Non ci sarebbe bisogno di scomodare ancora una volta Bertolt Brecht per ribadire che avere degli eroi su cui cucire le sorti della storia non sempre è auspicabile. Non lo è nelle questioni sociali, ma spesso nemmeno nei più profani meccanismi narrativi contemporanei. Sicuramente di eroi, almeno in senso più tradizionale, non ha bisogno il regista spagnolo Fernando León de Aranoa nel costruire il riuscito Perfect Day, suo primo lungometraggio in lingua inglese – tratto da Dejarse llover, romanzo di Paula Farias – in una già cospicua carriera divisa fra cinema e documentario.

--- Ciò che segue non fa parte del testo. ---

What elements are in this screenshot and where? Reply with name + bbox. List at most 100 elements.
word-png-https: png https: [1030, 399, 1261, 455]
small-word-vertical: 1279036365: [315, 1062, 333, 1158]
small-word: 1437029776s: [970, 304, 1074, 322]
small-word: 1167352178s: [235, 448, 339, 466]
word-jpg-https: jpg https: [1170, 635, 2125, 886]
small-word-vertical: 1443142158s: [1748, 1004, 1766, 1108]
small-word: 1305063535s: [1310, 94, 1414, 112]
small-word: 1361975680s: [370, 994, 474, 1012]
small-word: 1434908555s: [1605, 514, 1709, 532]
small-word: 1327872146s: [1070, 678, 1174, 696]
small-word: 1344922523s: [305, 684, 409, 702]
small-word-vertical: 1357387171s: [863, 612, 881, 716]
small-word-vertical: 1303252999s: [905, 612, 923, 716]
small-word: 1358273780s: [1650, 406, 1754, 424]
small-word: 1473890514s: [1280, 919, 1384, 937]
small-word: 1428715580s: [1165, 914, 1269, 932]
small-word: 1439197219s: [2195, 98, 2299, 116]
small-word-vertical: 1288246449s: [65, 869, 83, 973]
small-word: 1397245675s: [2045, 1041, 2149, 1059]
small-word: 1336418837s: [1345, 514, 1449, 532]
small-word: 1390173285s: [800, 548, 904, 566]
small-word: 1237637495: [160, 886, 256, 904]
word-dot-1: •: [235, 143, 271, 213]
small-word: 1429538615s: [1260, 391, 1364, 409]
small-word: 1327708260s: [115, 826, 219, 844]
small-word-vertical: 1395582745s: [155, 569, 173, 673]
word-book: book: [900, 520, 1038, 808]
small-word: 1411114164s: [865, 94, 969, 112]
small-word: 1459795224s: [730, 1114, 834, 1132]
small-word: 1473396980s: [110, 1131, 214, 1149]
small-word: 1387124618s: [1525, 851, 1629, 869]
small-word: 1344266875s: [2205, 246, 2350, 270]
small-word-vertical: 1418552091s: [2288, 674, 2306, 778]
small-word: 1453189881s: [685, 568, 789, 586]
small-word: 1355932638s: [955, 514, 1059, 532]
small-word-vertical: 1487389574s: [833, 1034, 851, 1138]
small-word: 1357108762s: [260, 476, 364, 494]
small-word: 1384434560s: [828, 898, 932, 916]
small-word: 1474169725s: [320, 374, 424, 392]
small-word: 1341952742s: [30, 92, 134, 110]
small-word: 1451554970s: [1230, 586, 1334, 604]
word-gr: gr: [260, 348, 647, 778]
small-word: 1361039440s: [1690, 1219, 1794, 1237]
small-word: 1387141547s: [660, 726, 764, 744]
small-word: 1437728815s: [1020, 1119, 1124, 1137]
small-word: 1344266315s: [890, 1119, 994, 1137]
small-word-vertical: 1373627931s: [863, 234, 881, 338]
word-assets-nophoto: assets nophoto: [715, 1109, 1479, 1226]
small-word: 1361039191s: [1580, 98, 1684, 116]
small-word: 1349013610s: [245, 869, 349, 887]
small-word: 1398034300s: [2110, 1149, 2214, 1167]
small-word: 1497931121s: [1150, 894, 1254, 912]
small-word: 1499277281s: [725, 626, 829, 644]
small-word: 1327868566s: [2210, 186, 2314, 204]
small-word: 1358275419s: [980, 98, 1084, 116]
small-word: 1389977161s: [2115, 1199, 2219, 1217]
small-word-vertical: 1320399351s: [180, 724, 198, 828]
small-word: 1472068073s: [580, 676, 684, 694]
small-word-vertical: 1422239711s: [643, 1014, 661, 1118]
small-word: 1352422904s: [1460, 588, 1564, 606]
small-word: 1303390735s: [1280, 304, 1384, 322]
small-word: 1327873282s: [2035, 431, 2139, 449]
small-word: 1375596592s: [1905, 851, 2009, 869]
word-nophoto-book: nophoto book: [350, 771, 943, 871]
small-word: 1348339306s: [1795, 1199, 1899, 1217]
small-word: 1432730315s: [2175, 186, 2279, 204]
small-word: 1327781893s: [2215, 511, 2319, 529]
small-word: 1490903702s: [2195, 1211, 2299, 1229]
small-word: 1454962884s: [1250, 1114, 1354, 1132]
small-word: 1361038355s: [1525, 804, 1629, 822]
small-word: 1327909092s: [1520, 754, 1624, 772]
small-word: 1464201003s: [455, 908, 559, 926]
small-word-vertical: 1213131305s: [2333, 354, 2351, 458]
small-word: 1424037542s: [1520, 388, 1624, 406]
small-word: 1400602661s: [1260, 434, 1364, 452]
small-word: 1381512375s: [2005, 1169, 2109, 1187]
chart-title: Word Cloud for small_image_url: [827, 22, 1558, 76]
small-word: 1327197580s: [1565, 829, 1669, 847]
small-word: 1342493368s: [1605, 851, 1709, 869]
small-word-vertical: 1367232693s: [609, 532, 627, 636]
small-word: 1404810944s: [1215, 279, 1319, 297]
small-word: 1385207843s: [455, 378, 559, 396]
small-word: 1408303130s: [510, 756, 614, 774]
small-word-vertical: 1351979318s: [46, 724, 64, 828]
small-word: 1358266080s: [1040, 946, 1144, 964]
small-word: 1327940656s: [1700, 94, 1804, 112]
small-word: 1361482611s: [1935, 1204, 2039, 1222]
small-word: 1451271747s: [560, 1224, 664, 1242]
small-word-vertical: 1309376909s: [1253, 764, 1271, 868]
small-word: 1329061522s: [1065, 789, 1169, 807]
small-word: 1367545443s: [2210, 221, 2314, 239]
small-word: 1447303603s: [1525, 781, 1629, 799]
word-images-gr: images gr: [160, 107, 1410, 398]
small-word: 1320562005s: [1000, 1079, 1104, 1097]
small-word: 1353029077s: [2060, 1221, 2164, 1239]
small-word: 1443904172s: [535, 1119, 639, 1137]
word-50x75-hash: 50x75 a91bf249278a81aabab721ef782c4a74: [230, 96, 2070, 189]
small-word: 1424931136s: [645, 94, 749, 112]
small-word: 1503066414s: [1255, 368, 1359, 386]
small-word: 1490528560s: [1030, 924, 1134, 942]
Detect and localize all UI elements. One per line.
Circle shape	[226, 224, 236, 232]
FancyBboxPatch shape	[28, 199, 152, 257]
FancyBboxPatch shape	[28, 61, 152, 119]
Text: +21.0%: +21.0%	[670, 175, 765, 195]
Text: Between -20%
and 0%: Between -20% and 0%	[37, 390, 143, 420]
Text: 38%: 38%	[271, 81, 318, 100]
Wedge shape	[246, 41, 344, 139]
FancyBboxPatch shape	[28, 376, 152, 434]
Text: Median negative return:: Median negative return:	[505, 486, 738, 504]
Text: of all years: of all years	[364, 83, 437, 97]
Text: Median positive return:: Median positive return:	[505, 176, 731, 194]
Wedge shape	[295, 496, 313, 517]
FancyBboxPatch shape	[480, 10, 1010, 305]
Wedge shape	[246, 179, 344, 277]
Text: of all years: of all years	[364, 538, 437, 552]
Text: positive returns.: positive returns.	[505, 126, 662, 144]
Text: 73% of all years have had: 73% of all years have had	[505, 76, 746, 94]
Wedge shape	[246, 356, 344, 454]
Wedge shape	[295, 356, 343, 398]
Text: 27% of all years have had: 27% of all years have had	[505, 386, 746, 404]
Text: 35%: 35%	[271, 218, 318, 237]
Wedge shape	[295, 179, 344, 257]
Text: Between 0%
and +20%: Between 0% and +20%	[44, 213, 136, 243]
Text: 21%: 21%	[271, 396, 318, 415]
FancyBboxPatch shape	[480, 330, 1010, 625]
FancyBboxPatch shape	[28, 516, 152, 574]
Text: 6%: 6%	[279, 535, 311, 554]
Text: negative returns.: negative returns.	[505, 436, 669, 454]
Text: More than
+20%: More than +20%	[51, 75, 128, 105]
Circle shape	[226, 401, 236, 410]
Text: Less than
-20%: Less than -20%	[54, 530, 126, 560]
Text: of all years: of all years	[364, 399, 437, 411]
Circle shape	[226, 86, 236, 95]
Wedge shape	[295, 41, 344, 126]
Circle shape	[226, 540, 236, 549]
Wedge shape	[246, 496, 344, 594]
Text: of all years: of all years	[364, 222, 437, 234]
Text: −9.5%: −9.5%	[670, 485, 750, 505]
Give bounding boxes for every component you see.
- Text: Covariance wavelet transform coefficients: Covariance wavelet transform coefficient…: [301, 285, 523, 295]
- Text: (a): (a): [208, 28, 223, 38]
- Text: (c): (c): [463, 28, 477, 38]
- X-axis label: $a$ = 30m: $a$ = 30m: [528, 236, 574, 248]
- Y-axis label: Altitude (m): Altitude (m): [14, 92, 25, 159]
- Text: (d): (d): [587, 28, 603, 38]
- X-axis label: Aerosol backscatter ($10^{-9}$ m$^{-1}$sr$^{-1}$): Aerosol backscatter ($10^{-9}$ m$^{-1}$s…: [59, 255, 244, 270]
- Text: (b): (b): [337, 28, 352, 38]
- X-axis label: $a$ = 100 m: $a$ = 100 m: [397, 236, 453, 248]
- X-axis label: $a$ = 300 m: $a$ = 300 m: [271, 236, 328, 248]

Mambrù (Benicio del Toro), B (Tim Robbins), Sophie (Mélanie Thierry) e Katya (Olga Kurylenko) sono infatti quatto semplici operatori umanitari – con i loro difetti, preoccupazioni e bisogni – ritrovatisi a lavorare insieme fra le montagne della Bosnia alla metà degli anni Novanta. A unirli, il tentativo comune di liberare un pozzo dal cadavere di un uomo gettato lì per inquinarne le acque e impedire quindi il sostentamento degli inermi civili che abitano la zona. Piuttosto quattro antieroi, dunque, costretti loro malgrado a inseguire e difendere una causa più grande di loro. Tutt’intorno i carri armati, i Caschi Blu, la crudele presenza delle mine, ci ricordano che siamo in uno scenario di guerra, con le sue logiche contorte, le follie quotidiane, le corse contro il tempo, mentre a rimetterci sono ovviamente le masse di civili coinvolte nella tragedia.

Ma il punto di forza di Perfect Day è quello di riuscire a prendere parte, schierarsi apertamente, senza per questo ricorrere al facile dualismo retorico puri-impuri, amici-nemici. E per farlo, Aranoa mette in gioco massicce dosi di ironia, poste quasi chirurgicamente lì dove sembra che il discorso stia per assumere i toni più cupi. In questo meccanismo si muovono a loro agio Benicio del Toro e Tim Robbins, impeccabili nel tenere testa anche nei pochi momenti in cui il plot pare perdere giri e impantanarsi.

Aranoa costruisce quindi un immaginario credibile, verosimile nei meccanismi ma anche, allo stesso tempo, paradossale nel riportare con forza a terra i discorsi più aulici: mancando volutamente di retorica, il film sceglie allora di tralasciare le ragioni profonde, le analisi e gli episodi concreti che puntellano questa guerra. Ne fuoriesce, come afferma lo stesso regista, una sorta di matrioska: “c’è un dramma dentro la commedia, dentro un road movie, dentro un film di guerra”. Il tutto si tiene insieme senza far pesare i diversi cambi di registro, ma anzi traendo forza dalla continua dinamica alto-basso, comico-tragico che ne sorge, e questo, fidatevi, non è poco.